En torno a las once de la mañana el padre llamó al hijo. Juan ya estaba junto a la abuela, duchándose y cambiándose de ropa —la Guardia Civil, según relata Fernando, encontraría el lunes las dos camisetas que habría usado en el crimen—. A las 12.00 se encontraron en la iglesia para escuchar una homilía más breve de lo habitual. El párroco, don Rodrigo, se dirigió en un momento dado a los feligreses para dar la noticia:
—Han apuñalado a un niño en el pueblo.
Juan no se inmutó desde su asiento y Fernando, por su parte, se quedó un poco más inquieto, “desconcertado como el resto”. Juntos llegaron en el Opel Zafira azul oscuro hasta la calle Juan XXIII, comieron hígado, huevos y patatas fritas.
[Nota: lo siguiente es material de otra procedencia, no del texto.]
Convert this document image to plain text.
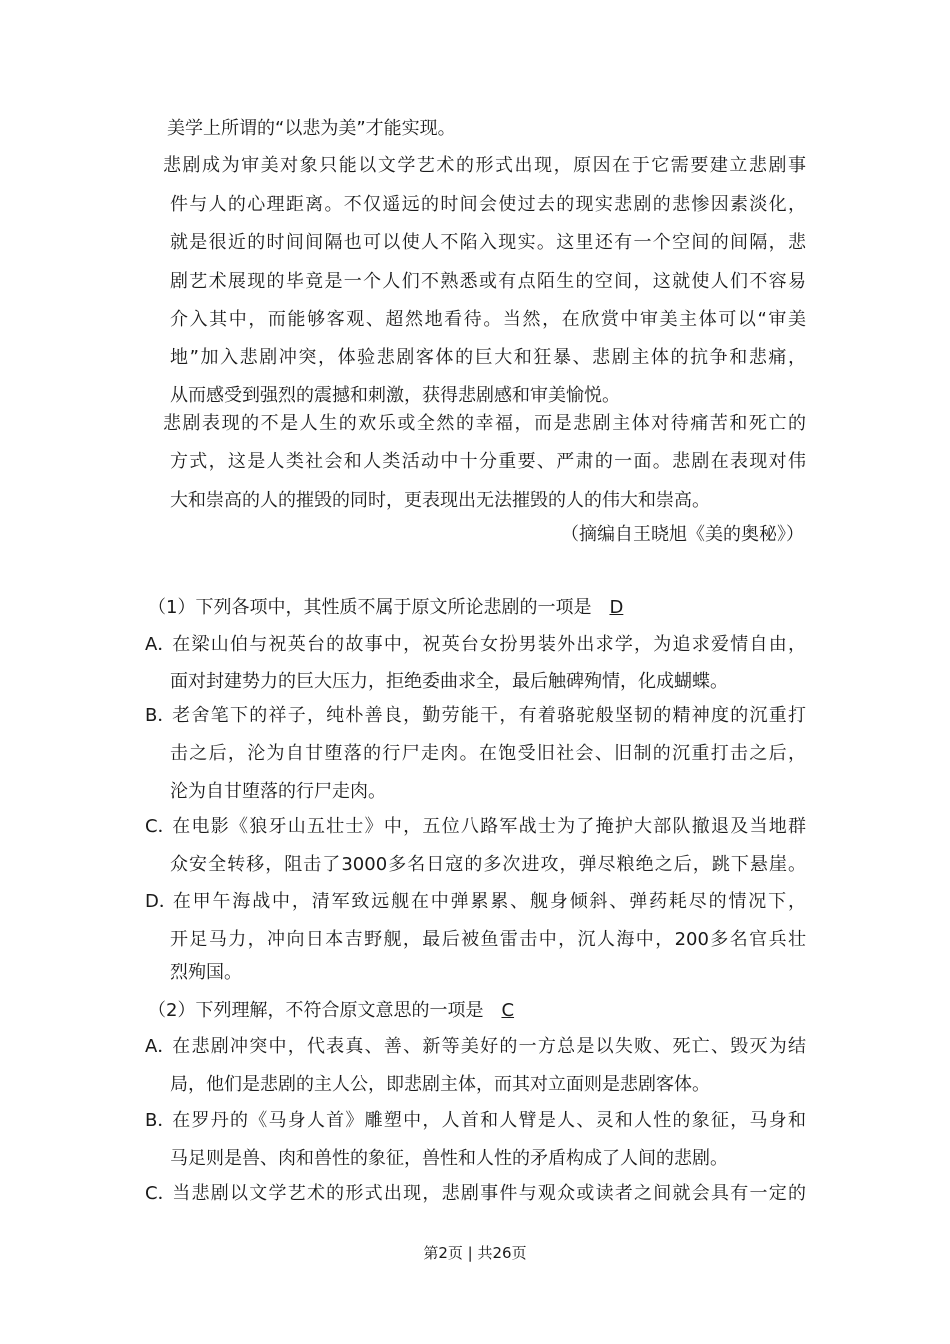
美学上所谓的“以悲为美”才能实现。
悲剧成为审美对象只能以文学艺术的形式出现，原因在于它需要建立悲剧事
件与人的心理距离。不仅遥远的时间会使过去的现实悲剧的悲惨因素淡化，
就是很近的时间间隔也可以使人不陷入现实。这里还有一个空间的间隔，悲
剧艺术展现的毕竟是一个人们不熟悉或有点陌生的空间，这就使人们不容易
介入其中，而能够客观、超然地看待。当然，在欣赏中审美主体可以“审美
地”加入悲剧冲突，体验悲剧客体的巨大和狂暴、悲剧主体的抗争和悲痛，
从而感受到强烈的震撼和刺激，获得悲剧感和审美愉悦。
悲剧表现的不是人生的欢乐或全然的幸福，而是悲剧主体对待痛苦和死亡的
方式，这是人类社会和人类活动中十分重要、严肃的一面。悲剧在表现对伟
大和崇高的人的摧毁的同时，更表现出无法摧毁的人的伟大和崇高。
（摘编自王晓旭《美的奥秘》）
（1）下列各项中，其性质不属于原文所论悲剧的一项是 D
A．在梁山伯与祝英台的故事中，祝英台女扮男装外出求学，为追求爱情自由，
面对封建势力的巨大压力，拒绝委曲求全，最后触碑殉情，化成蝴蝶。
B．老舍笔下的祥子，纯朴善良，勤劳能干，有着骆驼般坚韧的精神度的沉重打
击之后，沦为自甘堕落的行尸走肉。在饱受旧社会、旧制的沉重打击之后，
沦为自甘堕落的行尸走肉。
C．在电影《狼牙山五壮士》中，五位八路军战士为了掩护大部队撤退及当地群
众安全转移，阻击了3000多名日寇的多次进攻，弹尽粮绝之后，跳下悬崖。
D．在甲午海战中，清军致远舰在中弹累累、舰身倾斜、弹药耗尽的情况下，
开足马力，冲向日本吉野舰，最后被鱼雷击中，沉人海中，200多名官兵壮
烈殉国。
（2）下列理解，不符合原文意思的一项是 C
A．在悲剧冲突中，代表真、善、新等美好的一方总是以失败、死亡、毁灭为结
局，他们是悲剧的主人公，即悲剧主体，而其对立面则是悲剧客体。
B．在罗丹的《马身人首》雕塑中，人首和人臂是人、灵和人性的象征，马身和
马足则是兽、肉和兽性的象征，兽性和人性的矛盾构成了人间的悲剧。
C．当悲剧以文学艺术的形式出现，悲剧事件与观众或读者之间就会具有一定的
第2页 | 共26页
Por la tarde, en el patio trasero de la vivienda, estuvieron en la piscina hinchable para combatir el calor. Fernando consultaba compulsivamente las noticias que iban llegando. Juan se acercó a su padre para ver qué se decía, aunque no mostraba especial interés. La relación entre ambos no es especialmente comunicativa, sobre todo desde que se produjo el divorcio hace nueve años. El padre tiene un menú recetado por un dietista que Juan también aplica. Cenaron ragú de cerdo, una manzana y un yogur. Antes de acostarse subió al ordenador, un LG antiguo donde visualiza continuamente vídeos. “Yo le digo que vea cosas de matemáticas, pero solo pone vídeos incomprensibles y escucha música repetitiva”. Juan encendió la pantalla para ver qué se decía del asesinato de Mateo. Después de unos minutos, se metió a la cama. No tardó en dormirse.
En la mañana de este martes, cuando ya se había producido la detención, el padre pudo intercambiar unas palabras con Juan en el calabozo. Le llevó algo de ropa. Fernando sostiene que su hijo dijo sí a todo lo que le preguntó la Guardia Civil igual que “admite cualquier cosa cuando se siente presionado”. Allí, en los breves instantes que pudo estar con él, el joven apenas habló, pero dejó una frase que el padre todavía intenta comprender:
— Veo máscaras, papá.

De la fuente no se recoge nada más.